Post-preguiça

Como a preguiça está reinando por aqui nesta semana de 3 dias (falta muito pra quarta-feira à tarde??), vou colar um texto bacana que saiu no Destak de hoje.

————8-<——cut-here————————————————-

Aquecimento global derrete cérebros

Uma barragem estoura no Piauí, mata oito, e a culpa é sua, que está aí, dirigindo seu carro, andando de ônibus

O mundo vive um processo de aquecimento do clima. Essa não é uma certeza absoluta, muitos cientistas duvidam dos dados disponíveis, mas há um crescente consenso de que, sim, a Terra está ficando mais quente. Existem diversas previsões dos efeitos desse processo sobre o ambiente e sobre a vida humana. Mas a maior parte do que se diz por aí não passa de chute – alguns bem fundamentados, outros nem tanto, mas todos são isso, chutes.

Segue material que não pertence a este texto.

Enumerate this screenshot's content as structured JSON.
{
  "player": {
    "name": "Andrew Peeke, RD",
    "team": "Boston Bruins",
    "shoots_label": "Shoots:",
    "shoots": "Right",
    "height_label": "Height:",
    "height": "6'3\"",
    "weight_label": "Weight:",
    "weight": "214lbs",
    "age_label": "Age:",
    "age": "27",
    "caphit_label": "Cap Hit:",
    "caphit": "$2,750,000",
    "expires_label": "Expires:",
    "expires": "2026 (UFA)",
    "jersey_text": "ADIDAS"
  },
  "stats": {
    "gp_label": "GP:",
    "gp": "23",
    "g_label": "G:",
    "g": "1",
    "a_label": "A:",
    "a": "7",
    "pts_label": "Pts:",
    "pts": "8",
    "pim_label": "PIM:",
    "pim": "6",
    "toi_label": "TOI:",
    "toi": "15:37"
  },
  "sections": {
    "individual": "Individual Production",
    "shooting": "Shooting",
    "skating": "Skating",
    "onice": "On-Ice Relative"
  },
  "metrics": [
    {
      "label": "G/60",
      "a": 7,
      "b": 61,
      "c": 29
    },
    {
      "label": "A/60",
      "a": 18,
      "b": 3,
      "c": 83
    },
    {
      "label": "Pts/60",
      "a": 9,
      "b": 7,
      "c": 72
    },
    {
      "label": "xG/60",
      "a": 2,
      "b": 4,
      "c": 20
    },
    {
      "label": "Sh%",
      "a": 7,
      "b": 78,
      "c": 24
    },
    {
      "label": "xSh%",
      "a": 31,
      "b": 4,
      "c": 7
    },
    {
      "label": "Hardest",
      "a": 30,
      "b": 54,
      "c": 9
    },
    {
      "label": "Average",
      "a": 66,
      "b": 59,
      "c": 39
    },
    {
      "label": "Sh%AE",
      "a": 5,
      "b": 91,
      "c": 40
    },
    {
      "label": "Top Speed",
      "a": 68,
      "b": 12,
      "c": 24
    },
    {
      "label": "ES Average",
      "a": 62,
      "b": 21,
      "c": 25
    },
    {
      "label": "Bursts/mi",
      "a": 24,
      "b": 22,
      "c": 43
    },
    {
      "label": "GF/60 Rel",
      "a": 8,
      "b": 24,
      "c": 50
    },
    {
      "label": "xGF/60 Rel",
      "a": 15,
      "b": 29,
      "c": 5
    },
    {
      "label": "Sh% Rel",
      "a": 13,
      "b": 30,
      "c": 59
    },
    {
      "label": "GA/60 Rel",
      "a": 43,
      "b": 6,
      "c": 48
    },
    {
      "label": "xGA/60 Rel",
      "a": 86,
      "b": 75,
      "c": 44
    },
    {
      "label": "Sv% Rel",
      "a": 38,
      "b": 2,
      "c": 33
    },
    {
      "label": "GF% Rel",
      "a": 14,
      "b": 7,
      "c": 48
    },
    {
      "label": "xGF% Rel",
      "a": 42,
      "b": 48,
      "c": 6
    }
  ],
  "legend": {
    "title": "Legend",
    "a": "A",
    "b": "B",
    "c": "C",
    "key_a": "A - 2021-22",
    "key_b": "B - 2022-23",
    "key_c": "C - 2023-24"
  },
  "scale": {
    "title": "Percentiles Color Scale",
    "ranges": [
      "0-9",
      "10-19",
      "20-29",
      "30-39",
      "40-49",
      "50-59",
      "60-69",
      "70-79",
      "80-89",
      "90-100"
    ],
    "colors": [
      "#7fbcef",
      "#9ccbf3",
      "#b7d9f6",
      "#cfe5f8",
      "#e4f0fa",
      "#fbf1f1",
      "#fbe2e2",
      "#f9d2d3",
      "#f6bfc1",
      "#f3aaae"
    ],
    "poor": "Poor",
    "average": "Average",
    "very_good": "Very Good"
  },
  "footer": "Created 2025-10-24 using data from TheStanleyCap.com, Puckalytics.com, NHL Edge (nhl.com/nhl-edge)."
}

Não sou cientista, mas começo a desenvolver uma certeza sobre esse tema: além de geleiras, o aquecimento global derrete cérebros. Você duvida? As evidências são várias e a maioria delas é comprovável. Veja só.

Uma barragem estoura no Piauí, mata oito pessoas, e o governador do Estado, Wellington Dias, diz que a culpa é do aquecimento global e dos danos que a humanidade tem provocado ao planeta. Não entendeu? Bem, a culpa é sua, que está aí dirigindo o seu carro, andando de ônibus, produzindo gases do efeito estufa.

Outro prova do derretimento cerebral: um avião cai no meio do Atlântico, numa área em que comumente há muitas tempestades. Aí, um apresentador do telejornal da Globo News pergunta a um climatologista se o aquecimento global não teria piorado as condições na região da queda. É sério, o cara perguntou isso mesmo. E o coitado do especialista ficou lá numa saia-justa para não o chamar de bobo.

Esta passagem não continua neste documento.